Zulip Chat Archive

Stream: mathlib4

Topic: NormedAlgebra with ring


Daniel Weber (Sep 07 2024 at 17:46):

Is there an equivalent of docs#NormedAlgebra where 𝕜 is a NormedCommRing and not a NormedField?

Jireh Loreaux (Sep 07 2024 at 19:51):

We have docs#BoundedSMul, but that's about it.

Eric Wieser (Sep 07 2024 at 19:55):

I think BoundedSMul covers precisely the use case you want

Jireh Loreaux (Sep 07 2024 at 20:08):

But does it work well with the norm? I'm not sure how much we have generalized.

Eric Wieser (Sep 07 2024 at 20:18):

I put a fair amount of effort into this style of generalization last year

Daniel Weber (Sep 08 2024 at 05:46):

I need something like docs#norm_smul, but without α being a division ring. More generally, do we have anything about normed rings which aren't division rings but the norm still is multiplicative?

Eric Wieser (Sep 08 2024 at 09:06):

Presumably norm_smul_le isn't enough for you?

Eric Wieser (Sep 08 2024 at 09:08):

(a lot of time there is an easy proof using norm_smul, and a slightly more fiddly one using norm_smul_le)

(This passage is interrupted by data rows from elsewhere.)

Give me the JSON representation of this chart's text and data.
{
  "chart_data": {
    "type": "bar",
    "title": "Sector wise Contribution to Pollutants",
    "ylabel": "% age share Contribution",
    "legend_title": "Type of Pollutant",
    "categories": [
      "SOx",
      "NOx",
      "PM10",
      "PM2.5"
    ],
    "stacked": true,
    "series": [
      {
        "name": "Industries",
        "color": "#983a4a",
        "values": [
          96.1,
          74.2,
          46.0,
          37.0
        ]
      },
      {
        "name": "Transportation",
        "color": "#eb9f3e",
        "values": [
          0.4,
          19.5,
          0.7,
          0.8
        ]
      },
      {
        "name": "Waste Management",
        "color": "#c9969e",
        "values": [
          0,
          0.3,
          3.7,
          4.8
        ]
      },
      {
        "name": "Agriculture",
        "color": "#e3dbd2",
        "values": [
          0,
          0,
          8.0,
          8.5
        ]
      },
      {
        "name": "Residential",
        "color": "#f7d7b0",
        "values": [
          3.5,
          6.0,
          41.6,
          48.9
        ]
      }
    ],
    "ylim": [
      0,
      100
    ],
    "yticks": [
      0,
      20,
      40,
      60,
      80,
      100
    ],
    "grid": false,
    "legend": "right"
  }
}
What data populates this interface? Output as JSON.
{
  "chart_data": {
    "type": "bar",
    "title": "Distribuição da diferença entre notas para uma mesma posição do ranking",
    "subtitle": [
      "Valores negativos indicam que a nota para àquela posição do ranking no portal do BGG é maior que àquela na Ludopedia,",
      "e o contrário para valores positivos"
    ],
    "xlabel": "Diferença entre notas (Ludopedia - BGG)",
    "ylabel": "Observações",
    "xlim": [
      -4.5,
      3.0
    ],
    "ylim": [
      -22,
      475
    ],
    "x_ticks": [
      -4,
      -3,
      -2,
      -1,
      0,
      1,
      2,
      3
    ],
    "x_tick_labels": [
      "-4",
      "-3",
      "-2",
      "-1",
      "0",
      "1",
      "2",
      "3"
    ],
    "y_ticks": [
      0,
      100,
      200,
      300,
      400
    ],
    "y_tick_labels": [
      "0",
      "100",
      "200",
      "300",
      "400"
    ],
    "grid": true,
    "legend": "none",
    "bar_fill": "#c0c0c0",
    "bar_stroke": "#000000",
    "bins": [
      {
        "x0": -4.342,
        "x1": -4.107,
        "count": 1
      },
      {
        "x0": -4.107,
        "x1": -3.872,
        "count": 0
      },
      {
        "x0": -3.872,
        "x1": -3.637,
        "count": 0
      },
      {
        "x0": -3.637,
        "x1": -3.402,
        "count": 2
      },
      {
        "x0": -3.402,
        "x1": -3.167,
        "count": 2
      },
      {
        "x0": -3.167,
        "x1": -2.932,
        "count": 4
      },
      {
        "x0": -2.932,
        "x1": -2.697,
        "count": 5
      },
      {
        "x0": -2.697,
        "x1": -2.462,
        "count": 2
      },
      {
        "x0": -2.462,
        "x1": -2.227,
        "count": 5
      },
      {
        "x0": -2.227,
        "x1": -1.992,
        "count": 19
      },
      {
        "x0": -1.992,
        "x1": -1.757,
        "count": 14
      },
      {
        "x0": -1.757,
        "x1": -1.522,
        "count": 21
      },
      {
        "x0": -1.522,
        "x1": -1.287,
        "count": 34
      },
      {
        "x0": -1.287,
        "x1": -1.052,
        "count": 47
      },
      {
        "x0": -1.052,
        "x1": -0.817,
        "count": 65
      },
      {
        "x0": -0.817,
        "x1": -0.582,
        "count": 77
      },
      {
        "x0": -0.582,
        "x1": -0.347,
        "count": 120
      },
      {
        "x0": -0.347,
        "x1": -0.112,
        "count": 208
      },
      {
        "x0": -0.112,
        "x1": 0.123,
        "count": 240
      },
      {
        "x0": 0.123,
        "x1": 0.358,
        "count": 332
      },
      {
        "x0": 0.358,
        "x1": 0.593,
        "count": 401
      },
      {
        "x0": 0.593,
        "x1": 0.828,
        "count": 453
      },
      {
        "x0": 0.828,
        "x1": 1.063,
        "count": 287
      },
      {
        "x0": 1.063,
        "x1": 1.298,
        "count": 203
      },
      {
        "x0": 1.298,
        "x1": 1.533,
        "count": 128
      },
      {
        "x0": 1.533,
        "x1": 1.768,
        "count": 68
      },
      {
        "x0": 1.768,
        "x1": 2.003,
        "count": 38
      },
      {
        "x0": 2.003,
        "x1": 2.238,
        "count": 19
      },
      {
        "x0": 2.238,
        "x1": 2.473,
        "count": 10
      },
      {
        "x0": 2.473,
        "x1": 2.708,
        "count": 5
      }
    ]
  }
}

Eric Wieser (Sep 08 2024 at 09:09):

I think the answer to your question is "no", but I also think there is some past discussion on the matter elsewhere on Zulip, which I'll link if I can find

Daniel Weber (Sep 08 2024 at 10:08):

I want to generalize #16597, I don't see how to do that with norm_smul_le

Kevin Buzzard (Sep 08 2024 at 10:27):

How about using docs#Valuation ? Then you can apply the result to the rationals with the usual norm, or with the p-adic norm.

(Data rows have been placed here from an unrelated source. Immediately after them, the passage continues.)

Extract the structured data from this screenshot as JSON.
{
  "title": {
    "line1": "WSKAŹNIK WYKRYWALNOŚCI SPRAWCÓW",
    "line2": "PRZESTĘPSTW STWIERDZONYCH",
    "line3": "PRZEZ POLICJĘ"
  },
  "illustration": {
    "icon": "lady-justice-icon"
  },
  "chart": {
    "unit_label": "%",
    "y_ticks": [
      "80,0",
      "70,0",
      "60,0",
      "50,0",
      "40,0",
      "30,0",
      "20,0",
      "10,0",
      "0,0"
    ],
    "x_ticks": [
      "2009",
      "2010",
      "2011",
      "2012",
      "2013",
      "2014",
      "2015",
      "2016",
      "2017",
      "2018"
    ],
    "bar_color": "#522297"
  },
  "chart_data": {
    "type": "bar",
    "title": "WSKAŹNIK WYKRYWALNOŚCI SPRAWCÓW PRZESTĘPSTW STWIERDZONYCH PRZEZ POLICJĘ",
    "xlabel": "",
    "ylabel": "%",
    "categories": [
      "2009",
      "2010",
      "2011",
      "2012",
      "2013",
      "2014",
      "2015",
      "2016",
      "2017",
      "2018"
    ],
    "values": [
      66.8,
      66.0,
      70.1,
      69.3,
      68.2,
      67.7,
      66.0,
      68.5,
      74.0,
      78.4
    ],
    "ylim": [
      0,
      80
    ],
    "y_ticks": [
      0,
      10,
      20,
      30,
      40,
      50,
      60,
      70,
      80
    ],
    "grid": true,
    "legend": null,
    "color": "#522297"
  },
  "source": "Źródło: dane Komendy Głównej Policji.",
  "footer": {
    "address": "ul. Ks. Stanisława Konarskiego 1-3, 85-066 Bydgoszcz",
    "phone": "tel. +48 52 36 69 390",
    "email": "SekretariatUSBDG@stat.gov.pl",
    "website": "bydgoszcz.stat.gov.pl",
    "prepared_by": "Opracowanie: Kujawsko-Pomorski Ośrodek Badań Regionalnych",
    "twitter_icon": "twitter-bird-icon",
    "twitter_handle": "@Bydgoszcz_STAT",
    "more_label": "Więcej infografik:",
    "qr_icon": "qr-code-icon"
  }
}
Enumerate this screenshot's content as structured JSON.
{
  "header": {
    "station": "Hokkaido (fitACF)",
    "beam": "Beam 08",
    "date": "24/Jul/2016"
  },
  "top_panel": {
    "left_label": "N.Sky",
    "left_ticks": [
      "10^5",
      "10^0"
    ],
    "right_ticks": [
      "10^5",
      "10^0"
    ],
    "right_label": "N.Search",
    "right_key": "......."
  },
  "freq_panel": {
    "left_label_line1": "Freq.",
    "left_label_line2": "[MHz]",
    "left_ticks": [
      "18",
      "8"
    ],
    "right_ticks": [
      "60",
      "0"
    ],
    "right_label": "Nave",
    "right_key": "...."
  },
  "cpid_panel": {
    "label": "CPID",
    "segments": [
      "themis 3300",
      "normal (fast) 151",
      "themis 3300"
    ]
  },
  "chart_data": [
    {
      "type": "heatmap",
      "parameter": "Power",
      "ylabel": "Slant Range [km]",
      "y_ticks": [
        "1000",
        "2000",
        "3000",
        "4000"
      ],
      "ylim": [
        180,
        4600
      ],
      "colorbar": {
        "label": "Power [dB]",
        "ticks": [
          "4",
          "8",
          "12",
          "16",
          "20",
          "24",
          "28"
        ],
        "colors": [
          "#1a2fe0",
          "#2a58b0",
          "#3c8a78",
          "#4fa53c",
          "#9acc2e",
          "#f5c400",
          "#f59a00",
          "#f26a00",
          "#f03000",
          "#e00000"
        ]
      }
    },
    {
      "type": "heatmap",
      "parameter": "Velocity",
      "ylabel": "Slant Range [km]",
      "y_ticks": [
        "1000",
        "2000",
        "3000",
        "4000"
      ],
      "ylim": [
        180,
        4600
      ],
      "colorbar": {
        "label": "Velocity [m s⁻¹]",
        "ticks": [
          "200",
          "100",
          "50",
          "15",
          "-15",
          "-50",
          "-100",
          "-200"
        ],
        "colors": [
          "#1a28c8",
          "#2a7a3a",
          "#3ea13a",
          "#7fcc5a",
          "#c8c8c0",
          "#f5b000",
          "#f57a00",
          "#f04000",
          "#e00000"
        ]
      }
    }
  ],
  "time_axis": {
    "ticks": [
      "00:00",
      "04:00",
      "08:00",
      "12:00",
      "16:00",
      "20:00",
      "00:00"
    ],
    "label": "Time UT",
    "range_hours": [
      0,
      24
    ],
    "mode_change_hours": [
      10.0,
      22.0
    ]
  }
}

Daniel Weber (Sep 08 2024 at 10:29):

How does that work? The usual norm doesn't satisfy f (x + y) ≤ max (f x) (f y), unless I'm missing something?

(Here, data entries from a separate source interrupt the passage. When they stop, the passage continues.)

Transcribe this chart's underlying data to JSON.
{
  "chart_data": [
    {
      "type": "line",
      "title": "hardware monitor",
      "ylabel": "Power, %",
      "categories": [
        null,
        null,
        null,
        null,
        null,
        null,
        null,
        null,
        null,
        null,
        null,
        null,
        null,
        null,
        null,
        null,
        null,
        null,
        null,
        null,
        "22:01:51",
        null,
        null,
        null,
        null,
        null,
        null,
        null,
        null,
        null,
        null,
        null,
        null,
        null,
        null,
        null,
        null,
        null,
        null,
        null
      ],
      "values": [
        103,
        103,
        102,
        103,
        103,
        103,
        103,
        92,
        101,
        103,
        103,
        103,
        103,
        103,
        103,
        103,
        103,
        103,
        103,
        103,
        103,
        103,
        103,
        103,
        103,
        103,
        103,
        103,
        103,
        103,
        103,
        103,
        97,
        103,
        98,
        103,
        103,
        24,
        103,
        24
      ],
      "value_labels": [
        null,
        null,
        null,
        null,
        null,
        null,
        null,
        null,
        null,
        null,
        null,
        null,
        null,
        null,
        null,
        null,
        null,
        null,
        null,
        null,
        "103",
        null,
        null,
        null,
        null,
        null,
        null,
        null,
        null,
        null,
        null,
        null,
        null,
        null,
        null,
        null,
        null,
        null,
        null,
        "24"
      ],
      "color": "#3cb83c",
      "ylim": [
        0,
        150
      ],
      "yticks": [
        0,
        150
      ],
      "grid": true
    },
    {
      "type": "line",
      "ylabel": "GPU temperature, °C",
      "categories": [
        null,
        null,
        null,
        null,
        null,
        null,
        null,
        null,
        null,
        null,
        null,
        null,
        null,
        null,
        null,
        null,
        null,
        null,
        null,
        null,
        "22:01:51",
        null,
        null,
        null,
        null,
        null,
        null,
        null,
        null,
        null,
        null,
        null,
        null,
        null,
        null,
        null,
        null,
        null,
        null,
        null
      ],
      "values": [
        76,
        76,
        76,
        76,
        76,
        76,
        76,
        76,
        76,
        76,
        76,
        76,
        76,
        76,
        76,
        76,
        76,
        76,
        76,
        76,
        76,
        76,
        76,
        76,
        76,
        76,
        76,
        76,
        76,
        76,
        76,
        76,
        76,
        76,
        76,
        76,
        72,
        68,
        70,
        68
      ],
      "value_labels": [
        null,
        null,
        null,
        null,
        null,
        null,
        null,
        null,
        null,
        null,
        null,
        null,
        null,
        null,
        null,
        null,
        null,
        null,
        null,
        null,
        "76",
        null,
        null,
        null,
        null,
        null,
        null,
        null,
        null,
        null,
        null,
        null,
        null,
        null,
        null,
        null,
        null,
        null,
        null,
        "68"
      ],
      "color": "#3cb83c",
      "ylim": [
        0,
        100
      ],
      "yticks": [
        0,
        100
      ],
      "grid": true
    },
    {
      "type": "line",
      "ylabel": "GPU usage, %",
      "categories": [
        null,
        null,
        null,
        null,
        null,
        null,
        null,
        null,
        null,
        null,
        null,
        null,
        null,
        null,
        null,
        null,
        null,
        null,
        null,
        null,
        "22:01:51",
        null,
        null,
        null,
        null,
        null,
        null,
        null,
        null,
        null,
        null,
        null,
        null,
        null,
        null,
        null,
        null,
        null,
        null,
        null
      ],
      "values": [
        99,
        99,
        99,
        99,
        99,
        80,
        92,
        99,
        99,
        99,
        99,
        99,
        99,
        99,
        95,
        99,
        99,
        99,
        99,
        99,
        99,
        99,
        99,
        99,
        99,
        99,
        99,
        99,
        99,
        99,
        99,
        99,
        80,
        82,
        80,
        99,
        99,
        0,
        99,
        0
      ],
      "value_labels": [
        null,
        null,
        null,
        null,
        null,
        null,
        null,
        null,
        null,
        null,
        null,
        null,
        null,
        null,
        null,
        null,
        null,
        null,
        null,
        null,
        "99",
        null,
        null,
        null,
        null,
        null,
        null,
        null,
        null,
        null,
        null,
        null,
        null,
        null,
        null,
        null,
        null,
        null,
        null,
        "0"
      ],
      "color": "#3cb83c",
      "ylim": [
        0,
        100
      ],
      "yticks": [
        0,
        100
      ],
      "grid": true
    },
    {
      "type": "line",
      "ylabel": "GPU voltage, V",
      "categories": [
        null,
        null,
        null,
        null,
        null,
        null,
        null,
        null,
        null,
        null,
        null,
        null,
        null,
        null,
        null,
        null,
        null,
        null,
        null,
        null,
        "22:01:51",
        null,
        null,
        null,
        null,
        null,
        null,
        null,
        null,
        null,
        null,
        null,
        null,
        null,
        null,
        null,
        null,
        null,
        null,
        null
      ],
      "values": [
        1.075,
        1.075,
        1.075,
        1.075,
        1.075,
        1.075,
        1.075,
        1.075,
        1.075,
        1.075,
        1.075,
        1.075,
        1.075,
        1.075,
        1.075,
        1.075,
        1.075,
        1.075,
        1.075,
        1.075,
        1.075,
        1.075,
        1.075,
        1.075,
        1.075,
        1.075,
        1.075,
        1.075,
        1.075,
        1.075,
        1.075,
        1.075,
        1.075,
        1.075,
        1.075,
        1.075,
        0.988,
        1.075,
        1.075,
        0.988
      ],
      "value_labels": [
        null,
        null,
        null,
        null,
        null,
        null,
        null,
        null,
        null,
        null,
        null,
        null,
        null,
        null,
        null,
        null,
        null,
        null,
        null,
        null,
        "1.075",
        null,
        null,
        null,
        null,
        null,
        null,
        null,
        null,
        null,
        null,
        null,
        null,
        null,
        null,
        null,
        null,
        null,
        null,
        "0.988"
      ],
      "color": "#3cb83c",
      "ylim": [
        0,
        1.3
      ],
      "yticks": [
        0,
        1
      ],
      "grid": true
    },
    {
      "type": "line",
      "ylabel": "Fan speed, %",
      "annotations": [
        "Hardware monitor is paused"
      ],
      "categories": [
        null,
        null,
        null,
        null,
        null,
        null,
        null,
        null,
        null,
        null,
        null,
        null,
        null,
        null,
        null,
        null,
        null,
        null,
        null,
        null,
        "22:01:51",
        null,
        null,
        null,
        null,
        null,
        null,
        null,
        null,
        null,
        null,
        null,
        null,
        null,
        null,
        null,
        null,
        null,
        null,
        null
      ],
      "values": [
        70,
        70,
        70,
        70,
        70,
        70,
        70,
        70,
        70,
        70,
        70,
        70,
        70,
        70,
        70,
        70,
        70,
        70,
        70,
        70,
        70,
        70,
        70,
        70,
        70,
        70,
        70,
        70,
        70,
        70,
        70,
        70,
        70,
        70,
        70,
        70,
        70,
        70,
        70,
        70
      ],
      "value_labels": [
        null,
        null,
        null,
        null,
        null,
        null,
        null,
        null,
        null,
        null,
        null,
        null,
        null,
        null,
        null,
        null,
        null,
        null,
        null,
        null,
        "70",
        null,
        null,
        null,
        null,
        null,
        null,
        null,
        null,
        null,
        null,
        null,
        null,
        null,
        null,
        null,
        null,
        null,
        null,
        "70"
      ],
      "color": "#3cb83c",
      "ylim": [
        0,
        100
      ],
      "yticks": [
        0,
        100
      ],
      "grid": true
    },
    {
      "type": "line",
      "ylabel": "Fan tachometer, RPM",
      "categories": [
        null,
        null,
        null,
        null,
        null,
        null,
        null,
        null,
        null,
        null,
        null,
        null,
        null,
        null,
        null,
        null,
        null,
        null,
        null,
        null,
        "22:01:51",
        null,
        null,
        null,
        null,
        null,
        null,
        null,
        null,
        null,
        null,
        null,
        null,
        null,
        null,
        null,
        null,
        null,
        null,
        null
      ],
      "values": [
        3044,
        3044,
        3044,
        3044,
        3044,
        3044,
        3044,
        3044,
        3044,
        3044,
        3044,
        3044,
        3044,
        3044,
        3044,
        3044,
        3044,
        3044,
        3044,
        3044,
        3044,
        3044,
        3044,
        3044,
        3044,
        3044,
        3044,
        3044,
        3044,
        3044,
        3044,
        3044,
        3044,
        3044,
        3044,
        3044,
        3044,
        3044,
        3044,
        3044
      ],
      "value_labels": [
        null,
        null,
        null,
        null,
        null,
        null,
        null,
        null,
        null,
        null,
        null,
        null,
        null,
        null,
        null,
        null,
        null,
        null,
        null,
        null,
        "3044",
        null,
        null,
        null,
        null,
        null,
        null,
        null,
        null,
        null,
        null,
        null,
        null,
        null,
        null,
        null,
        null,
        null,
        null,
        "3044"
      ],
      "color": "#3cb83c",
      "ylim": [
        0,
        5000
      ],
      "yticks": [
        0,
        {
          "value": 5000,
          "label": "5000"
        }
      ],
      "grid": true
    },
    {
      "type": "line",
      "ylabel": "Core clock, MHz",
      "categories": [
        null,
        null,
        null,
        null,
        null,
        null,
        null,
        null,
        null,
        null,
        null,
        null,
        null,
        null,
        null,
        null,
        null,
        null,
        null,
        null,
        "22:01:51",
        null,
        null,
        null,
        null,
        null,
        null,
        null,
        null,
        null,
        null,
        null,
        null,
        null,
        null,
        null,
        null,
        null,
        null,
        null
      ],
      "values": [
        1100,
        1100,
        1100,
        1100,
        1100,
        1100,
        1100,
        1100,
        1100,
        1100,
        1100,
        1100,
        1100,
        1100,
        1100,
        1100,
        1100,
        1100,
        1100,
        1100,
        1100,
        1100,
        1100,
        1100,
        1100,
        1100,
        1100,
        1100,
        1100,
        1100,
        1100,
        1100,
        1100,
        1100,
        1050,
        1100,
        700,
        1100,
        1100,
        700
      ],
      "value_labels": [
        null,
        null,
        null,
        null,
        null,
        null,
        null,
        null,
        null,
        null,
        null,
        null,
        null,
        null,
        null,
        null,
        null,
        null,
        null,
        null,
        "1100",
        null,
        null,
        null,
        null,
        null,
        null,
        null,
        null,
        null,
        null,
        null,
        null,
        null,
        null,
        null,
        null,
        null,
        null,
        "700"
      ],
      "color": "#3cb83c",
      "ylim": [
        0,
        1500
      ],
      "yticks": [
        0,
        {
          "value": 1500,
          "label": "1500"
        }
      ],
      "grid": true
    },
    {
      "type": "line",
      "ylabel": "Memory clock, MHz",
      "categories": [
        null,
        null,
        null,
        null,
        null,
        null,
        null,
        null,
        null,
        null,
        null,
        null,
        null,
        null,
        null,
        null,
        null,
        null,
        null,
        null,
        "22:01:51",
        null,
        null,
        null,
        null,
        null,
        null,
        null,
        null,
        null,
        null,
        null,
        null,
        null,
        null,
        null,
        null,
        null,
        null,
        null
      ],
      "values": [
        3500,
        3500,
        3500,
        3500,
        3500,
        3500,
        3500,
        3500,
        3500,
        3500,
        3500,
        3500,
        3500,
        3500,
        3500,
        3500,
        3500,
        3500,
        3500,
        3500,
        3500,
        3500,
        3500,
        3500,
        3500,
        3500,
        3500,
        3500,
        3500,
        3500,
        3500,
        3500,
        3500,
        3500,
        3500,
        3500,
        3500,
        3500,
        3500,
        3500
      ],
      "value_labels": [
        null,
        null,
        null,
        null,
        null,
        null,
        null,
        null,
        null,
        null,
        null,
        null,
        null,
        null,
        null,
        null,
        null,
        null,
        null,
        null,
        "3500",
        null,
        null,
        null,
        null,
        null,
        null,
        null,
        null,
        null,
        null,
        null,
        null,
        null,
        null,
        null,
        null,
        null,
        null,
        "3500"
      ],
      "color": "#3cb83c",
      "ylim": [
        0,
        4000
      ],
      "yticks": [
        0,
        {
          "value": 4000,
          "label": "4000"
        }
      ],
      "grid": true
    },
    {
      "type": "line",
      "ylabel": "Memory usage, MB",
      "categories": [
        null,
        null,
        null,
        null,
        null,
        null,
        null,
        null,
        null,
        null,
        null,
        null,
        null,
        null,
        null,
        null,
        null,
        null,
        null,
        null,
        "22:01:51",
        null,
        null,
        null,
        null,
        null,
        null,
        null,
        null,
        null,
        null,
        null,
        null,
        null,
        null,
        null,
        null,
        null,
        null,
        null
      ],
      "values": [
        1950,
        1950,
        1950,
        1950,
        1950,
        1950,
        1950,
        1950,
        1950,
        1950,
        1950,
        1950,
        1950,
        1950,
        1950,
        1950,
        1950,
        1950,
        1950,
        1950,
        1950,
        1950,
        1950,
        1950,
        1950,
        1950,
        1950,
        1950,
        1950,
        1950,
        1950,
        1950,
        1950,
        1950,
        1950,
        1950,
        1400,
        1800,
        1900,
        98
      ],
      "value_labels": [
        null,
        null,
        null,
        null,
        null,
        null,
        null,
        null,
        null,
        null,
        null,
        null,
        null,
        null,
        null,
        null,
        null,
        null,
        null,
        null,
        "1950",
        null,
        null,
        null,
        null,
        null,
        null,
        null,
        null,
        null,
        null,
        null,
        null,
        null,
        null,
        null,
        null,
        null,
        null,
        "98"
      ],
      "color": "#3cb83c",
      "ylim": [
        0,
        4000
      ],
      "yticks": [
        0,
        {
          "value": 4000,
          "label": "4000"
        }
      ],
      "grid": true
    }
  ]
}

Kevin Buzzard (Sep 08 2024 at 10:31):

Oh lol yeah good point :-)

María Inés de Frutos Fernández (Sep 09 2024 at 16:53):

In #15445 I introduce an AlgebraNorm structure and the corresponding AlgebraNormClass:

structure AlgebraNorm (R : Type*) [SeminormedCommRing R] (S : Type*) [Ring S] [Algebra R S] extends
  RingNorm S, Seminorm R S

(I know this is not exactly what you are asking for, but I am pointing it out in case it is helpful.)